Scaling cluster upgrades for kubernetes
26 Sep 2022 #kubernetesThis post is more of a continuation of the talk I gave over at kubernetes bangalore k8s september 2022 meetup.
Here are the slides, which you can take a peek over, to complement this post, if you would like to go through it before reading further.
Context
I will not repeat the content which is already there in the slides. Will also update this post with the talk link when the talk gets uploaded. But I do want to delve over into the idea of how I feel I would attempt to structure the upgrades next. This post is more on the infrastructure upgrade complexities arising from when managing double digit or more k8s clusters.
What is the bottleneck at the end of the day
To just add to the last idea of the main tweet. Having seen and maintained the terraform setup to create/maintain clusters at a couple of places, and this way of doing it doesn't work very well after you start reaching cluster nos in 10's or 100's and more (1/n) https://t.co/C9cSaE812Q
— Tasdik Rahman (@tasdikrahman) May 3, 2022
We have a state for the cluster, which also ends up being managed by the way we add/delete/create the cluster with, this could be terraform or eksctl config or cloudformation, whatever you have chosen.
The way to introduce change in these types of setups is often more than not a human interaction happening over with them, it could be a terraform plan, apply for example in this case and the state of the change then gets stored in the state file.
Now imagine having to do the same over 10s or 100s of cluster.
I am increasingly leaning towards a way to manage/create the state of the k8s cluster, via some form of a control loop, whereas the whole terraform style of state is to have interrupts around it. While it can very well be engineered to reduce the interrupts, fundamentally I feel the difference in the way to operate the state is different from the terraform style and control loop style management.

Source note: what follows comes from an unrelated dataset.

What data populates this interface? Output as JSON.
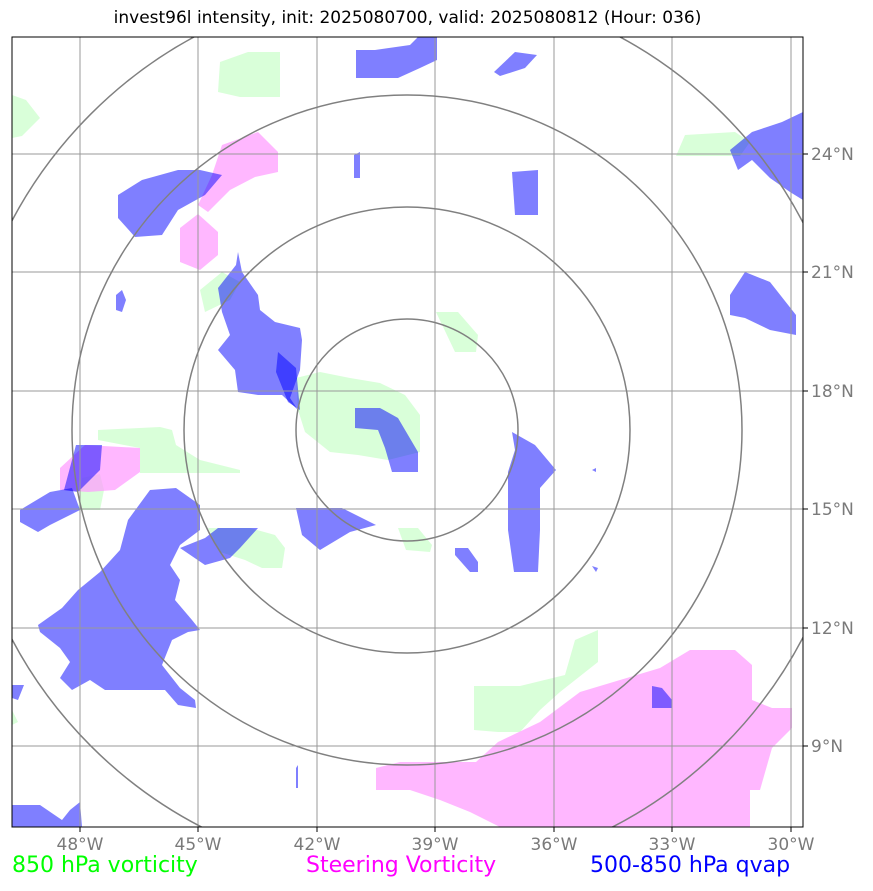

This tweet further discusses this idea.
In general I prefer control-loop style Management of infrastructure, especially at scale. It’s easier to manage drift and be proactive about modifications. One-shot stuff like terraform gets fragile over time and it’s harder to evolve, turns out software is OK too.
— Lincoln Stoll (@lstoll) May 3, 2022
Ways to think about efficiently managing this drift and human bottleneck problem
As described in the last tweet, the control loop managing the state of the infrastructure in question, makes us think more in the direction in which [cluster-api] tries thinking around managing infrastructure. I have come across https://github.com/openshift/managed-upgrade-operator, which is the closest I have seen an OSS implementation going towards a complete implementation of this style of operation. Reasonably well documented and how I would probably lean into solutioning this problem for a large scale cluster sprawl when trying to solve it the next time.
While there are more examples of automation of rolling upgrades for node groups out there in the form of https://github.com/keikoproj/upgrade-manager, taking over the control loop approach for a specific subset of the problem statement of the upgrade process, in this case the node operations.
Along with https://github.com/hellofresh/eks-rolling-update and https://github.com/deliveryhero/k8s-cluster-upgrade-tool(P.S. is written by me), both of which are human operated, while although do solve the problem in case, a subset of it if not all, but the openshift’s implementation is a more human interrupt free way to go about the cluster upgrade process, which is what will allow the cluster upgrade process to be sustainably executed at the end of the day, without a lot of toil and effort. Even though if we end up adding the operations of cluster upgrade process further to this way, operations like control plane upgrade, upgrade of the managed node groups and k8s components, we have to at the end of the day, wrangle with the state and modifying it further with the tools which we would have created/managing the specific k8s resources.
Closing thoughts
The control loop strategy would make us the question or reconsider how we are creating and managing these k8s specific resources like control plane for the managed provider/self hosted cluster, managed node groups/self hosted node groups and the k8s components managed by helm. In any case, I foresee someone wanting to consolidate their automation or creation/management process back to the control loop automation which they have in order to have standardisation over time. More of this automation introduced would more more moving codepieces leading to maintenance creep, but the cost of which would be justifiable if you are measurably reducing the effort of the cluster upgrade process for the x number of clusters you own/manage/run.
The whole IAC being run via atlantis and having terragrunt to run plan/apply in the CI is a not so uncommon of a setup as of now, but the churn of cluster upgrades and the complexity which comes up with it, is the not the same as managing a couple of managed services via the terraform config, upgrade/delete of which is most of the times a one step plan/apply.
While to each to their own setup. But in general, reaching to a state where k8s clusters itself are not pets, is a fairly complex problem. If you have already reached that state, then your state of a new cluster creation is very mature, cleaning up of which might be the next logical step to think about, after which you can do a blue-green deployment of the new cluster setup. But again, I have not seen this work out successfully so far, hence, don’t think of your k8s cluster as a pod by this extension of thinking. Save the state of the cluster in a way in which you can modify it over time with your tooling.
If you have implemented some other setup for a large sprawl of k8s clusters for yourself. Would love to hear more about it.